Brettens Oberbürgermeister Martin Wolff ist der neue Vorsitzende des Abwasserverbandes „Weißach- und oberes Saalbachtal“
Der Abwasserverband „Weißach- und Oberes Saalbachtal“ hat einen neuen Vorsitzenden. Nachfolger von Paul Metzger ist Brettens Oberbürgermeister Martin Wolff. Während seiner ersten Verbandsversammlung überließ er die Zügel allerdings noch seinem Stellvertreter, dem Knittlinger Bürgermeister Heinz-Peter Hopp, „um ein bisschen hineinzuschnuppern“, wie OB Wolff selbst formulierte.
Zum ersten Mal in seiner neuen Zusammensetzung tagend, nutzte Geschäftsführer Kurz die Gelegenheit für eine ausführliche Darstellung der Kläranlage. Er trug ein beeindruckendes Zahlenwerk vor:
Der Zweckverband weise mittlerweile ein Investitionsvolumen von 87,7 und eine Bilanzsumme von 51 Millionen Euro auf. Die Betriebskosten belaufen sich jährlich auf 7,7 Millionen Euro.
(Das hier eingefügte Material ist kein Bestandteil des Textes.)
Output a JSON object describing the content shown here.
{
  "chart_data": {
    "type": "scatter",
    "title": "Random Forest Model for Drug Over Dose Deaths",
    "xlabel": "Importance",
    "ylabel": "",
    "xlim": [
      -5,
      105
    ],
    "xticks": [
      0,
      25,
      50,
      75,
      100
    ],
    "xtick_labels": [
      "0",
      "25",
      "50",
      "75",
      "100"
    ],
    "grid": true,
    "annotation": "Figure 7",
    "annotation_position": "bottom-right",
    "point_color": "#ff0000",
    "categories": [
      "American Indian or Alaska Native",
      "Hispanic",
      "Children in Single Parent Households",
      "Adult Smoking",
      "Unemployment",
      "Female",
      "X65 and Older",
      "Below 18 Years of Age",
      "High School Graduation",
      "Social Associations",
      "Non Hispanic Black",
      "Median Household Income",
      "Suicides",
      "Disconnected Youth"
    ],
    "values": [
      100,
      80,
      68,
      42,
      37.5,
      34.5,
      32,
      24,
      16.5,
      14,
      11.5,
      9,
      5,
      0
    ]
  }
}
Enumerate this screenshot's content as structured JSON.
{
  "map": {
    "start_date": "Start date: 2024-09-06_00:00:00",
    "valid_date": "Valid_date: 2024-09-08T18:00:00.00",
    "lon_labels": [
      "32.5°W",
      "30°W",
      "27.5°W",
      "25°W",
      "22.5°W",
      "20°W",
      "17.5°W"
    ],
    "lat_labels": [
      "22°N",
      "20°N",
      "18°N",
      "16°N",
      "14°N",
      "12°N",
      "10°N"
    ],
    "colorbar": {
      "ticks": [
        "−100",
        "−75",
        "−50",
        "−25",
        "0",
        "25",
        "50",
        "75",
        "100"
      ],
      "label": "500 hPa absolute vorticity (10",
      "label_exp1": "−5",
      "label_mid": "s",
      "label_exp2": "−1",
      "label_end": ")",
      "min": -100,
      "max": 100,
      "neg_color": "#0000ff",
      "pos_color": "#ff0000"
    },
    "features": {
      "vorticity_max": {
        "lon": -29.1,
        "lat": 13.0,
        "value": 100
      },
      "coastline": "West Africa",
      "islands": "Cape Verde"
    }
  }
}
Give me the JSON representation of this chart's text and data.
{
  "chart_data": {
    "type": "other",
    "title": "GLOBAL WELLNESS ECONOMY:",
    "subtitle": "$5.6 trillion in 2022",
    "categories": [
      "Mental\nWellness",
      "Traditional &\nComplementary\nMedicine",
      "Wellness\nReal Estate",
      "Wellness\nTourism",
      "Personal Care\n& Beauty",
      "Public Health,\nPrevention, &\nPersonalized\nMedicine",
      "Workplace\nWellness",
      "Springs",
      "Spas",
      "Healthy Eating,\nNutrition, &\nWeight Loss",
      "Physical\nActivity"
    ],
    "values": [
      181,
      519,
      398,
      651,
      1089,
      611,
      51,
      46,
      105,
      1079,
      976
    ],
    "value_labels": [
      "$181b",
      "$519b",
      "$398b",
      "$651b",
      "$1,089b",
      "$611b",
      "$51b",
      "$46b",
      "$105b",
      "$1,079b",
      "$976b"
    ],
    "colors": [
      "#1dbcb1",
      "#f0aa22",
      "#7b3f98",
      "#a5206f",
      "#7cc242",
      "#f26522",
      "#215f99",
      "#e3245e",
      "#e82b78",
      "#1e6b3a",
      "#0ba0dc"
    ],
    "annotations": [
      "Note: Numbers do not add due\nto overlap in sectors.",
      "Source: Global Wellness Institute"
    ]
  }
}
Jährlich würden 8,2 Millionen Kubikmeter Abwasser gereinigt.
Der Verband bleibt nicht auf dem Status quo stehen.
Die Verbandsversammlung beschloss mehrere Sanierungen und Umbauten, die insbesondere das Leitungssystem auf den modernsten Stand bringen sollen.
So wird etwa in der Kläranlage selbst die Gebläsestation eines Belebungsbeckens auf Vordermann gebracht mit einer Investitionssumme von 150.000 Euro.
Für die Modernisierung von Stauraumkanälen in den Regenüberlaufbecken „Wanne“ und „Kupferhälde“ in Bretten und „Reutweg“ in Ölbronn sind insgesamt 305.000 Euro vorgesehen.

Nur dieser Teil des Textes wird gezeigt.